French and Spanish have special chars in them that are not used in normal English (accented vowels and such).
Are those chars supported in a varchar? Or do I need a nva
The characters that can be stored in a varchar field depend entirely on what code page is defined for that particular field. If there are specific characters that you want to store, then you can choose a code page that will store those characters, and it should work. Badly.
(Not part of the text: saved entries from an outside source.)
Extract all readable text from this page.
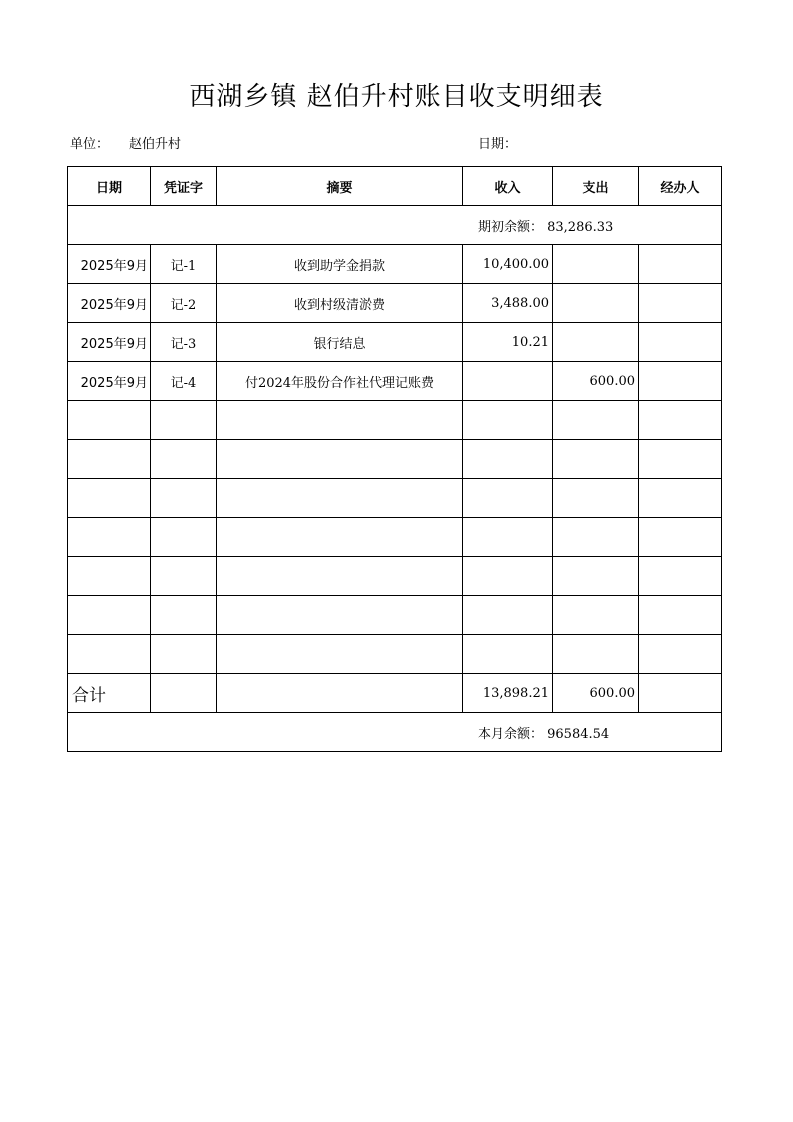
西湖乡镇 赵伯升村账目收支明细表
单位： 赵伯升村	日期：
日期	凭证字	摘要	收入	支出	经办人
期初余额： 83,286.33					
2025年9月	记-1	收到助学金捐款	10,400.00		
2025年9月	记-2	收到村级清淤费	3,488.00		
2025年9月	记-3	银行结息	10.21		
2025年9月	记-4	付2024年股份合作社代理记账费		600.00	

合计			13,898.21	600.00	
本月余额： 96584.54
My advice is to always use nvarchar to store strings in a SQL database. In fact, I would consider non-Unicode character encodings to be a bug, whether it is in a database or anywhere else.
Your operating system uses Unicode internally (whether Windows, Mac, Linux, or whatever). The JVM and the .NET Framework use Unicode internally. There is simply no point to doing code page conversions every time you query a database. There is no point to doing code page conversions every time you write to a database. Just use an nvarchar column, and your strings will go straight from your application to the database untouched—no character conversion lookups, no fallback encoding error handlers, no wierd characters or unexpected question marks.
By using nvarchar for all of your string data in your databases—and Unicode in general everywhere—you can stop concerning yourself with encodings and focus on the core functionality of your application, now and forever.
Today is the day to abandon legacy character encodings.
Do it for the maintainers who are coming after you. Do it for your children. Do it for yourself.